Hizo una pausa. Inés revolvía, con mano trémula, el azúcar del café.

—Ayer me dijo usted algo que me dejó preocupado.

Inés dejó bruscamente la cucharilla y se volvió hacia él.

—Olvide lo que dije ayer. Fue una indiscreción. No sabía lo que pensaba.

—Pero ¿quién duda que revela una situación de la que me siento responsable? En cierto modo constituye la prueba de mi fracaso, porque yo no me he constituido jamás en fundamento de la fe de nadie, ni podía habérseme ocurrido: va contra la esencia misma de la fe y de la Iglesia.

—¿Y no se le ocurre pensar que yo pueda haber razonado en mi corazón: es cierto lo que dice porque él lo cree?

—Él, ¿quién?

—Usted.

—¡Eso es monstruoso, señorita!

—Pues yo he creído siempre así, porque creía mi madre, porque creían mis monjas, porque creían unos sacerdotes o unas personas en las que tenía confianza.
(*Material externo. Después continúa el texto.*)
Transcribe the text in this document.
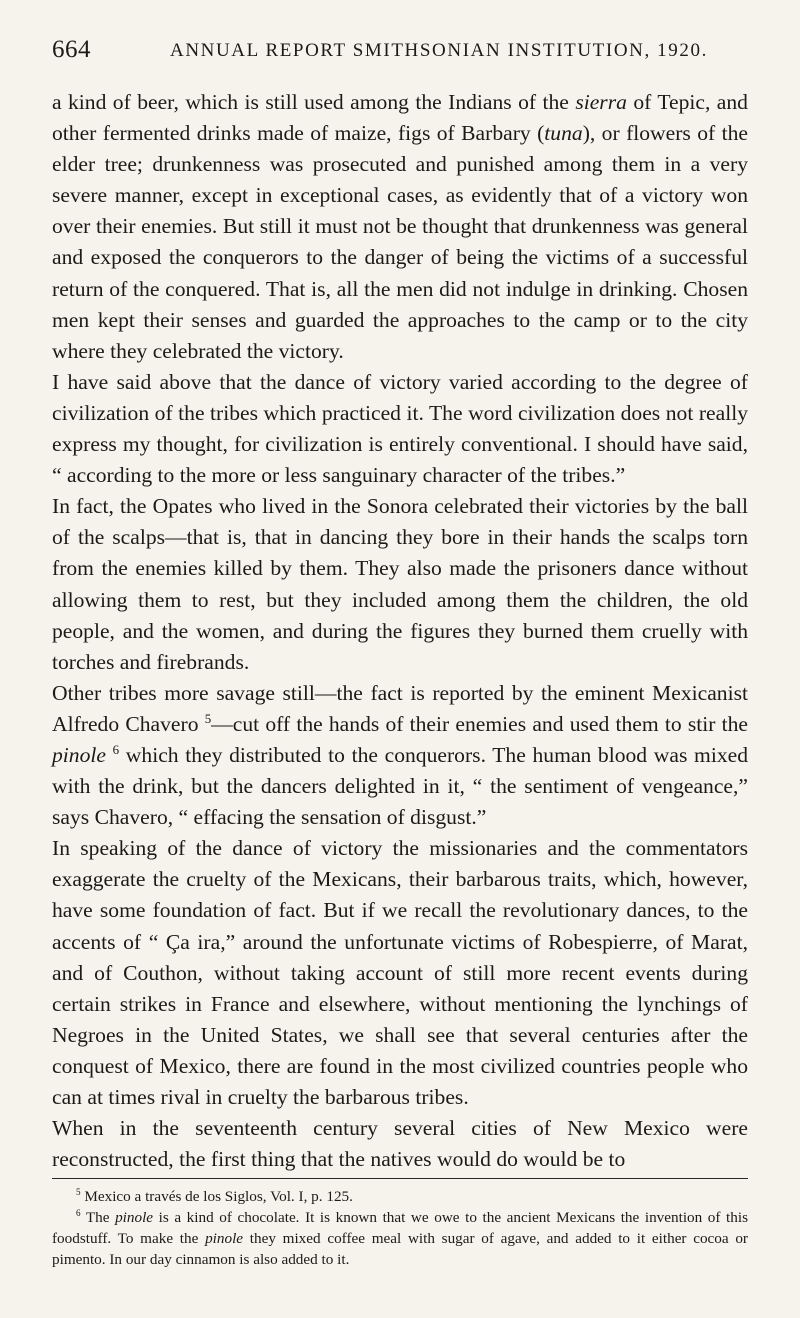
664	ANNUAL REPORT SMITHSONIAN INSTITUTION, 1920.

a kind of beer, which is still used among the Indians of the sierra of Tepic, and other fermented drinks made of maize, figs of Barbary (tuna), or flowers of the elder tree; drunkenness was prosecuted and punished among them in a very severe manner, except in exceptional cases, as evidently that of a victory won over their enemies. But still it must not be thought that drunkenness was general and exposed the conquerors to the danger of being the victims of a successful return of the conquered. That is, all the men did not indulge in drinking. Chosen men kept their senses and guarded the approaches to the camp or to the city where they celebrated the victory.

I have said above that the dance of victory varied according to the degree of civilization of the tribes which practiced it. The word civilization does not really express my thought, for civilization is entirely conventional. I should have said, “ according to the more or less sanguinary character of the tribes.”

In fact, the Opates who lived in the Sonora celebrated their victories by the ball of the scalps—that is, that in dancing they bore in their hands the scalps torn from the enemies killed by them. They also made the prisoners dance without allowing them to rest, but they included among them the children, the old people, and the women, and during the figures they burned them cruelly with torches and firebrands.

Other tribes more savage still—the fact is reported by the eminent Mexicanist Alfredo Chavero $^5$—cut off the hands of their enemies and used them to stir the pinole $^6$ which they distributed to the conquerors. The human blood was mixed with the drink, but the dancers delighted in it, “ the sentiment of vengeance,” says Chavero, “ effacing the sensation of disgust.”

In speaking of the dance of victory the missionaries and the commentators exaggerate the cruelty of the Mexicans, their barbarous traits, which, however, have some foundation of fact. But if we recall the revolutionary dances, to the accents of “ Ça ira,” around the unfortunate victims of Robespierre, of Marat, and of Couthon, without taking account of still more recent events during certain strikes in France and elsewhere, without mentioning the lynchings of Negroes in the United States, we shall see that several centuries after the conquest of Mexico, there are found in the most civilized countries people who can at times rival in cruelty the barbarous tribes.

When in the seventeenth century several cities of New Mexico were reconstructed, the first thing that the natives would do would be to

$^5$ Mexico a través de los Siglos, Vol. I, p. 125.

$^6$ The pinole is a kind of chocolate. It is known that we owe to the ancient Mexicans the invention of this foodstuff. To make the pinole they mixed coffee meal with sugar of agave, and added to it either cocoa or pimento. In our day cinnamon is also added to it.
Y si alguna vez vacilé fue porque ellos vacilaron o porque su vida no estaba conforme con la fe.

Apoyó la frente en la mano y dijo en voz muy baja:

—Así cree casi todo el mundo, porque nos lo dice alguien en quien creemos. Yo no soy una excepción.

El padre Ossorio murmuró entre dientes:

—Es ridículo…

Pero ella no se movió. Miraba al café intacto, y su mano izquierda se había cerrado y golpeaba el mármol de la mesa.

—Escúcheme. Tiene usted que comprender que lo que dice no es razonable. Vale tanto como hacer de mí su prisionero.

Inés se irguió rápidamente.

—¿Y qué? ¿No me ha hecho usted antes su prisionera? Alguna vez nos ha explicado usted que la caridad…

—¡No disparate! Eso no es caridad.

—¿Qué es entonces?

Miró fijamente al fraile, y su mano avanzó como si fuese a agarrarle del brazo. El padre Ossorio se apartó.

—¿Qué es entonces? —repitió Inés.

Él se encogió de hombros.

—No lo sé. Desconozco sus sentimientos. No puedo responderle.

—Podrá al menos…

Le temblaba la voz. Hizo un esfuerzo, bebió un sorbo de café.